One of the two biggest problems of XCOM: Chimera Squad is a huge amount of bugs. They aren’t critical or anything – wrong animation, an open door needs to be closed and opened again so an agent could pass… An occasional crash. Though the game saves every turn, so you won’t lose much progress. But it’s just really annoying, how many glitches are in a game that uses already well-used engine and assets.

The second problem is interface. It was mostly inherited from previous games but actually shows less information. ‘Context tips’ for some abilities don’t include exact damage, also there is no way to see the exact chance to hit from the spot until you move there. Sometimes enemy health bar doesn’t show up or predicted damage is wrong, though maybe it’s just another bug.

Chimera Squad

And again, as there is a save every turn that’s not a significant issue for casual players. But for those who play with Ironman mode on such lack of information (and ‘unexpected results’ because of that) is critical.

Oh, and equipping agents still require a lot of clicks. Even with the “drop items from unassigned agents into the main pool” button. Maybe most of the XCOM player already used to check agents and active four agents isn’t much, but as Chimera Squad was supposed to be an experiment, some improvement would have been appreciated.

XCOM Lite

And that’s what Chimera Squad is. An experimental spin-off. Was it successful? Partially.
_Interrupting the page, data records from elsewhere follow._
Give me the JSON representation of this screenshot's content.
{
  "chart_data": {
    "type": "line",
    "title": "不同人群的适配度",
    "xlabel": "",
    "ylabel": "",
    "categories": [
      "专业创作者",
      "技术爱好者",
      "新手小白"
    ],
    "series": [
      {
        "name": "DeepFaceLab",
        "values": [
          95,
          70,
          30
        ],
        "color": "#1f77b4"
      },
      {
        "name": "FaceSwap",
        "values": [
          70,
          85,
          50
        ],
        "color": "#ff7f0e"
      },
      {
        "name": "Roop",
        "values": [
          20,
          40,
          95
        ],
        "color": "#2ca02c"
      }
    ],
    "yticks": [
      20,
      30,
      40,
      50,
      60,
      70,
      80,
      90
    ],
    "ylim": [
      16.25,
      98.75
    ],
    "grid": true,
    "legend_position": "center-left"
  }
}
On one hand, the writers made a decent story. Sometimes too cheesy and overall too predictable. But with many deep (and rather cool!) characters. It’s mostly faithful to established XCOM lore and in fact can serve a bridge to XCOM3, if it were to be re-imagining of X-com: Apocalypse.

On the other hand new ‘timeline’ turn-based system feels constraining. It can appeal to casual players and newcomers, but many XCOM fans wouldn’t be happy. Plus, all mentioned problems with the interface and a swarm of technical issues. We can only hope those issues will be addressed, if not by Firaxis itself then by modders community.
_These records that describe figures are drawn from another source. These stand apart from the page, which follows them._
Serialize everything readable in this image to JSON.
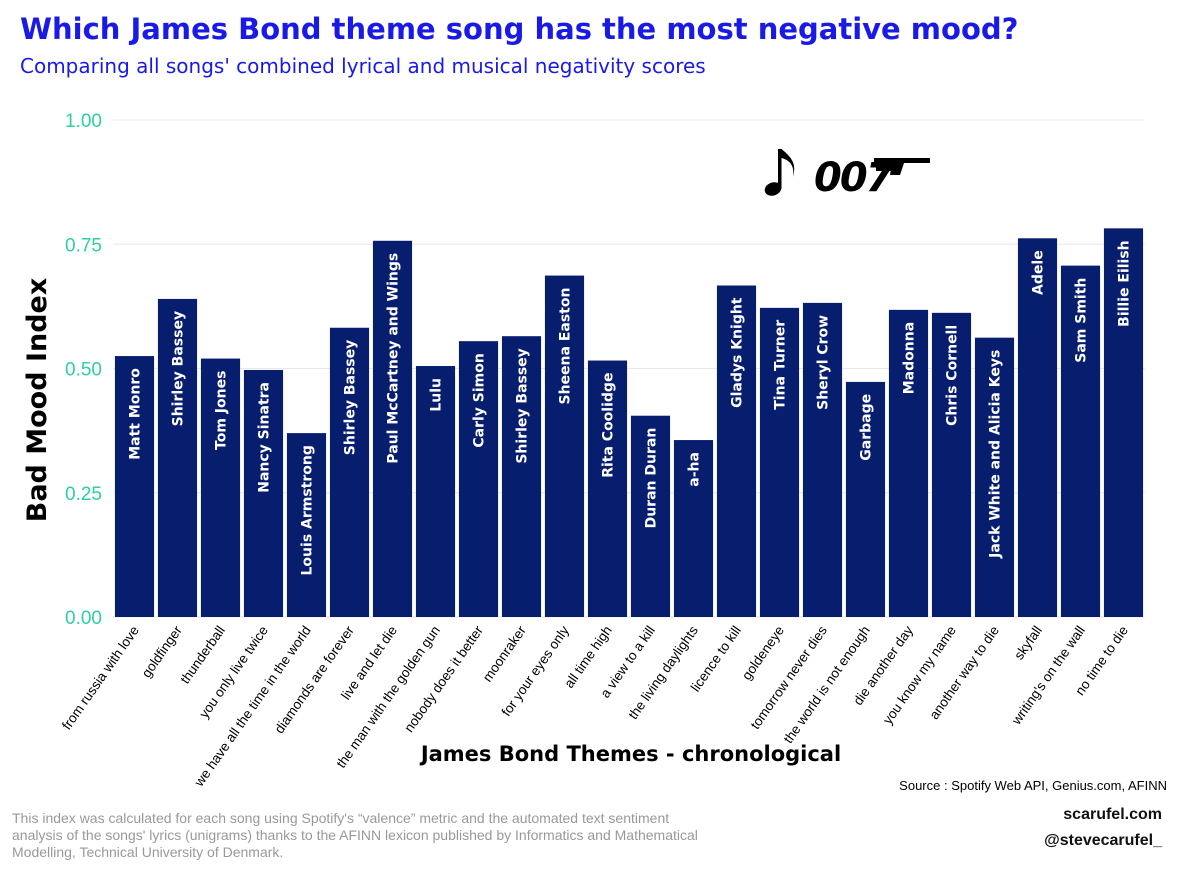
{
  "header": {
    "title": "Which James Bond theme song has the most negative mood?",
    "subtitle": "Comparing all songs' combined lyrical and musical negativity scores"
  },
  "logo": {
    "text": "007",
    "note_icon": "music-note-icon"
  },
  "footer": {
    "source": "Source : Spotify Web API, Genius.com, AFINN",
    "footnote": "This index was calculated for each song using Spotify's “valence” metric and the automated text sentiment analysis of the songs' lyrics (unigrams) thanks to the AFINN lexicon published by Informatics and Mathematical Modelling, Technical University of Denmark.",
    "site": "scarufel.com",
    "handle": "@stevecarufel_"
  },
  "colors": {
    "bar": "#071d6e",
    "title": "#1a1ae6",
    "tick": "#2ecfa0",
    "grid": "#e8e8e8"
  },
  "chart_data": {
    "type": "bar",
    "title": "Which James Bond theme song has the most negative mood?",
    "subtitle": "Comparing all songs' combined lyrical and musical negativity scores",
    "xlabel": "James Bond Themes - chronological",
    "ylabel": "Bad Mood Index",
    "ylim": [
      0,
      1
    ],
    "yticks": [
      "0.00",
      "0.25",
      "0.50",
      "0.75",
      "1.00"
    ],
    "grid": true,
    "categories": [
      "from russia with love",
      "goldfinger",
      "thunderball",
      "you only live twice",
      "we have all the time in the world",
      "diamonds are forever",
      "live and let die",
      "the man with the golden gun",
      "nobody does it better",
      "moonraker",
      "for your eyes only",
      "all time high",
      "a view to a kill",
      "the living daylights",
      "licence to kill",
      "goldeneye",
      "tomorrow never dies",
      "the world is not enough",
      "die another day",
      "you know my name",
      "another way to die",
      "skyfall",
      "writing's on the wall",
      "no time to die"
    ],
    "artists": [
      "Matt Monro",
      "Shirley Bassey",
      "Tom Jones",
      "Nancy Sinatra",
      "Louis Armstrong",
      "Shirley Bassey",
      "Paul McCartney and Wings",
      "Lulu",
      "Carly Simon",
      "Shirley Bassey",
      "Sheena Easton",
      "Rita Coolidge",
      "Duran Duran",
      "a-ha",
      "Gladys Knight",
      "Tina Turner",
      "Sheryl Crow",
      "Garbage",
      "Madonna",
      "Chris Cornell",
      "Jack White and Alicia Keys",
      "Adele",
      "Sam Smith",
      "Billie Eilish"
    ],
    "values": [
      0.525,
      0.64,
      0.52,
      0.497,
      0.37,
      0.582,
      0.757,
      0.505,
      0.555,
      0.565,
      0.687,
      0.516,
      0.405,
      0.356,
      0.667,
      0.622,
      0.632,
      0.473,
      0.618,
      0.612,
      0.562,
      0.762,
      0.707,
      0.782
    ]
  }
}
The price of Chimera Squad is relatively low. So if you’re just hungry for XCOM-ish experience, it’s definitely worth a try. It lacks content and nuance of XCOM2 and all its addons but still offers a lot more than original XCOM when it was released. And doesn’t stray too far from the main games, unlike Bureau, Interceptor or, Elders forbid, Enforcer.

But if you are not willing to compromise in your expectations, then you probably should wait for XCOM3.